# More pics from Nebraska!



## kberggren (Mar 27, 2006)

Here are some pics from this last weekend in Nebraska, its been a great season with the help of a lot of scouting, travel, and time spent in the field! We hunted both saturday and sunday morning with my brother, my dad, my buddy, and myself on a warm water slough and hunted the afternoons at our pit blind and pond! Things went pretty good and nothing beats hunting with family and friends! Could have shot a lot more mallards if we would have had the guys, enjoy!
Saturday Morning - our limit, 20 Drake Mallards!









Saturday Afternoon - My dad, buddy, I hunted our pit blind and flooded pond. Got 6 honkers out of one flock and didn't shoot into another group as it sneaked in from behind and my dad wasn't ready to shoot! Went over our pit blind at less then 5 yds! Other note, could have shot another 2-3 man limit of mallards









Sunday Morning - My dad and brother had to leave by 10:30 so we let them do most of the shooting first. They left and took there 10 drakes with a bonus gadwall and Adam and I had 7 more drakes to shoot but still finished our limit before noon, another 20 mallards with a gadwall!

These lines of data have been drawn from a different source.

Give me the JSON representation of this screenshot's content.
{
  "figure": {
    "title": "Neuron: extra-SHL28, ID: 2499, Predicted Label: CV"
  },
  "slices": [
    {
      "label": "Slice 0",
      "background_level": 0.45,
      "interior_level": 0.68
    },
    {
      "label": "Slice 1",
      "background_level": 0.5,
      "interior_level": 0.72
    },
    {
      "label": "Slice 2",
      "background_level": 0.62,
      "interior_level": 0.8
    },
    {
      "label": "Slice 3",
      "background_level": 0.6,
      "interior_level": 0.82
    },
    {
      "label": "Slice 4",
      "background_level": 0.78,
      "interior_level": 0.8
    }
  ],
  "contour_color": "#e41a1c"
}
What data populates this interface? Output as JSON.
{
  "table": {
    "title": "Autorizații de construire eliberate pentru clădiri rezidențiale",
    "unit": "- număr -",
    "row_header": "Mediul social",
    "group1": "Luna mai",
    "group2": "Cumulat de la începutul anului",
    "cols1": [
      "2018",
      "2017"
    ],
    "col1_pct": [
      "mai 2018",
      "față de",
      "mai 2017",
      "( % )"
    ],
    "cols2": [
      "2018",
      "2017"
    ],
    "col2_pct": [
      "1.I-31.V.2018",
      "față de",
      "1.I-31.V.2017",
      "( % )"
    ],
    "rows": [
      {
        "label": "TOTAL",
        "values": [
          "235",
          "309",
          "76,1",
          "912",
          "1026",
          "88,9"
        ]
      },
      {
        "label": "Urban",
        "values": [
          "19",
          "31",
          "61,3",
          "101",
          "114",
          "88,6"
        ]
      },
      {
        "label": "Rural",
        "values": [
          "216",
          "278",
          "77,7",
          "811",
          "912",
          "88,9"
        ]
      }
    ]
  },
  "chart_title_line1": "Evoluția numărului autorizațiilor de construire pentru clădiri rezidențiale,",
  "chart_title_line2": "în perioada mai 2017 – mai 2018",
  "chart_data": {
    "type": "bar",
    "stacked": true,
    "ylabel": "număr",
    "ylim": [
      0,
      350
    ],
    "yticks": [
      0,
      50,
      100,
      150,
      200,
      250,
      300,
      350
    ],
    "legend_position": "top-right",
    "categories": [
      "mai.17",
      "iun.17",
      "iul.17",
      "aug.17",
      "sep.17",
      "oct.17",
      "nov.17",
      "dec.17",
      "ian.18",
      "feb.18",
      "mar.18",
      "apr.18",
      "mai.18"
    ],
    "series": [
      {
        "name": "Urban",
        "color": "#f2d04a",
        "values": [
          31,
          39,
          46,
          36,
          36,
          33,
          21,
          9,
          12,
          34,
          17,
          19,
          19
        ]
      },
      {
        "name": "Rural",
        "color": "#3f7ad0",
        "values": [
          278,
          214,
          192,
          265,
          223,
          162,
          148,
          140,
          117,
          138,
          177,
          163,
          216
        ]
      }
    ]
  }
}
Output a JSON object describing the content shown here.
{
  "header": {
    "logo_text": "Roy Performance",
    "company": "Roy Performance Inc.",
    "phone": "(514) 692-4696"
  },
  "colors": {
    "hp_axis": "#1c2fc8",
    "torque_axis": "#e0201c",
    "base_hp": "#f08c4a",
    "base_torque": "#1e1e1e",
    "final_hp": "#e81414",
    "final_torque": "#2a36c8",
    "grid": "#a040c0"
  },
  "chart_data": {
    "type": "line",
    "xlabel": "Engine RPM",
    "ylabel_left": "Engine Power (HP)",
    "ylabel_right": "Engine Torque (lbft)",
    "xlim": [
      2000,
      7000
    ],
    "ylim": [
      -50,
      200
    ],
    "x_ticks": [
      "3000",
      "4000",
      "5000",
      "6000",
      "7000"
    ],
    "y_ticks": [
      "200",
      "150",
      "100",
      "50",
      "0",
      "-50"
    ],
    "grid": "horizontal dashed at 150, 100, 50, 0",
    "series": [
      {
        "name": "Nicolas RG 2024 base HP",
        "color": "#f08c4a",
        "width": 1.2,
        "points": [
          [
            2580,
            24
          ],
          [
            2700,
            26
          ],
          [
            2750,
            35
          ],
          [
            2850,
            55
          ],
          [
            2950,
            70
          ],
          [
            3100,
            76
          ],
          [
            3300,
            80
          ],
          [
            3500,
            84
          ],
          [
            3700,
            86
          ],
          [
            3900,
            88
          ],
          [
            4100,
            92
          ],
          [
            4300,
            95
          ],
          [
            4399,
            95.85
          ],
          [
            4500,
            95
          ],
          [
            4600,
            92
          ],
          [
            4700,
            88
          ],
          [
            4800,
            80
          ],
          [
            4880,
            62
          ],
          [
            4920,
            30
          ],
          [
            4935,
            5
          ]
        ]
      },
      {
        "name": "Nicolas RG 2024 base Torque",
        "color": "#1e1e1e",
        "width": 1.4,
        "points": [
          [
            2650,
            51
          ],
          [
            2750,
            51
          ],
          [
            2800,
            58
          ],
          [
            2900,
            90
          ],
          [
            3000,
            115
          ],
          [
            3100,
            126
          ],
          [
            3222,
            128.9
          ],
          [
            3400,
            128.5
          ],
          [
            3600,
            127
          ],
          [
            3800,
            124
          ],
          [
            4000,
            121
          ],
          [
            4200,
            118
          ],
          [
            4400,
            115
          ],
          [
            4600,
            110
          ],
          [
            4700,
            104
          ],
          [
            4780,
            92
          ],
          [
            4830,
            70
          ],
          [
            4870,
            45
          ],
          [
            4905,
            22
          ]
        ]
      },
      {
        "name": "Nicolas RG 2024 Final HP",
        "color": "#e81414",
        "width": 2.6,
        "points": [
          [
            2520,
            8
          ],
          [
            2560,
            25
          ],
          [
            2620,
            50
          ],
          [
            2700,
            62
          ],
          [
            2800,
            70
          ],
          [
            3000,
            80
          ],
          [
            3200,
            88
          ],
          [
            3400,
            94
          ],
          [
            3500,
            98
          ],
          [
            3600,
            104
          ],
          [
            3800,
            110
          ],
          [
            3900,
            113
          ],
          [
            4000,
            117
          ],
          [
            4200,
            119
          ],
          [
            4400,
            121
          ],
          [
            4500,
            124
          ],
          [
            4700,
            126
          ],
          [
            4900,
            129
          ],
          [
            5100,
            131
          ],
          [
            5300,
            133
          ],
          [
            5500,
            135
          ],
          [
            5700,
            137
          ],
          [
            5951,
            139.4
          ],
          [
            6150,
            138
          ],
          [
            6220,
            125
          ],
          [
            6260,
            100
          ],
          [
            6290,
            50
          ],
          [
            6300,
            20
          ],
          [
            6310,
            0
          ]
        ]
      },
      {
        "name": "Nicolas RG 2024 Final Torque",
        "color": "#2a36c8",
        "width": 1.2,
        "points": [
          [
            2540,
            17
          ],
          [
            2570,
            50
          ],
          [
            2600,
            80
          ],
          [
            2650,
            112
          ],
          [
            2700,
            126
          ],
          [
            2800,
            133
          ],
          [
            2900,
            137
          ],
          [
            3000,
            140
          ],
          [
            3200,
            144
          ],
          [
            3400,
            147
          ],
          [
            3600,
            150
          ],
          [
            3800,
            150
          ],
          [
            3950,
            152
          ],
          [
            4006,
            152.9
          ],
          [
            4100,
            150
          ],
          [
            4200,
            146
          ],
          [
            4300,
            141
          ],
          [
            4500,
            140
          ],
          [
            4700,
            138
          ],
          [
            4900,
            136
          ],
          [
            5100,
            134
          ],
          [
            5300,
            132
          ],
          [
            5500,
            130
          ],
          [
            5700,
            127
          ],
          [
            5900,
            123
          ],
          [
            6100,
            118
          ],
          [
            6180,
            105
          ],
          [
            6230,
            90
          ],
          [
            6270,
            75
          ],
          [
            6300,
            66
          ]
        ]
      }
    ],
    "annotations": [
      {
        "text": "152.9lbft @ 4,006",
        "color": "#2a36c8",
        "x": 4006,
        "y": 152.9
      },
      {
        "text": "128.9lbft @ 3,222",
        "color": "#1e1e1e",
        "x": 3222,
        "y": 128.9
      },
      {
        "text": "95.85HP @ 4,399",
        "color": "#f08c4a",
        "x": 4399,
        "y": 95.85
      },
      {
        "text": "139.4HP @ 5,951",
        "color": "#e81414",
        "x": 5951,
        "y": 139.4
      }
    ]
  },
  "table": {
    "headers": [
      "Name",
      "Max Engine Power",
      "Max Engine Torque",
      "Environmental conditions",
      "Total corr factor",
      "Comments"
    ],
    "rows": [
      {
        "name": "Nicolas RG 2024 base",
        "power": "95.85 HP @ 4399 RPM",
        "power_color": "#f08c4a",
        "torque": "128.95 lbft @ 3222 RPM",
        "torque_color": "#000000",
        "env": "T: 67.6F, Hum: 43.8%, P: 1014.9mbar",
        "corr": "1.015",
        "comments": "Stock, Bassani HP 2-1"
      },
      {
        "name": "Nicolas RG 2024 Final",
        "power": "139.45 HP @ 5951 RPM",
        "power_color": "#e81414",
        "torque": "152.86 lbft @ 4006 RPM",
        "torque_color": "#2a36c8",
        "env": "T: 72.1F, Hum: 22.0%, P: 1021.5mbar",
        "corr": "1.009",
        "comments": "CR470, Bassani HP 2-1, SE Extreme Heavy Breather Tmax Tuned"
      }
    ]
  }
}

Sorry, no pics of all 21 birds this day!
Adam








Me









Sunday Afternoon (no pics) - hunted the pit again but nearly all the geese flew the other direction and never did get anything close. Did shoot 2 widgoens though to finish out our limit though, and could have shot another 2-3 man limit of mallards again if we would have had other guys. Ducks worked awesome with no decoys, no spinner, and very little calling! Even though we didn't shoot any geese sunday afternoon it was still cool to watch the ducks work and also sit back and think about how great of a weekend we just had. 40 drake mallards, 2 widgeons, 1 gadwall, and 6 big honkers. Not too bad, enjoy!


----------



## MN goose killa (Sep 19, 2008)

nice job!


----------



## Chaws (Oct 12, 2007)

Nice pics there! Good job waiting on and shooting just the drakes. Good to see conservation like that.


----------



## snow (Dec 7, 2007)

Thanks for sharing! Great pics,you are blessed with a fantastic place to hunt,warm water spring huh?

Curious,how close are you to the Platte?


----------



## J.D. (Oct 14, 2002)

Nice - how far west were you if you dont mind me asking?


----------



## kaiserduckhelm (May 26, 2005)

Thats a sweet looking spot, bet your shots are up close and personal.


----------



## kberggren (Mar 27, 2006)

I'm pretty far west, i hunt a lot in the later season around Scotts Bluff!


----------



## gsehnter-bloms (Dec 16, 2007)

Nice pics! That looks like a sweet spot for ducks!


----------



## J.D. (Oct 14, 2002)

kberggren said:


> I'm pretty far west, i hunt a lot in the later season around Scotts Bluff!


Yeah - I dont know if you know of the Lashleys but they have some sick warmwater creeks out in your neck of the woods, some of the easiest hunting you can get. I have some warmwater in the Lexington area but havent heard anything positive about bird numbers........


----------



## gsehnter-bloms (Dec 16, 2007)

I like the preadator quest eyes on the back of your truck!


----------



## jonesy12 (Apr 1, 2008)

Great shooting!!! :beer:


----------



## Sean Ehmke (Jan 4, 2006)

Awesome hunting. I want to get out that way. The people that are farming our land farm about 14,000 acres between Scotts Bluff and Kimball. I would think the goose hunting would have been great along with the duck hunting. Once again good job.

Sean


----------



## PJ (Oct 1, 2002)

That's it. I'm moving to Nebraska! :beer:


----------



## Leo Porcello (Jul 10, 2003)

PJ lets split rent!! :beer:


----------



## Sean Ehmke (Jan 4, 2006)

heck, why doesn't everyone on this forum pitch in 100.00 and we can buy a house out there. oke:

Sean


----------



## kberggren (Mar 27, 2006)

:beer: You guys can come down here if i can come up there and shoot some geese in october and novemeber cause we finally just started getting the geese to show up here!


----------



## snowslayer (Feb 4, 2008)

Nice bunch of birds. I might have to go out and see if a few are around after christmas. Haven't had the time lately though


----------



## dukhntr (Oct 25, 2008)

Wow, awesome pics man! Love blue bird skies when the mallards cooperate! :beer:


----------



## USAlx50 (Nov 30, 2004)

kberggren said:


> :beer: You guys can come down here if i can come up there and shoot some geese in october and novemeber cause we finally just started getting the geese to show up here!


Deal!


----------



## Neck Collar (Sep 19, 2006)

Very cool looking honey hole you got there. Those gotta be some close shots


----------



## ndwaterfowler (May 22, 2005)

USAlx50 said:


> kberggren said:
> 
> 
> > :beer: You guys can come down here if i can come up there and shoot some geese in october and novemeber cause we finally just started getting the geese to show up here!
> ...


Ditto!


----------



## blhunter3 (May 5, 2007)

Looks like you got yourself a very nice honey hole for ducks.


----------



## BirdHunter5 (Jan 9, 2009)

I'm jealous that looks like an incredible hunting spot. Looks like you know where to blast the birds.


----------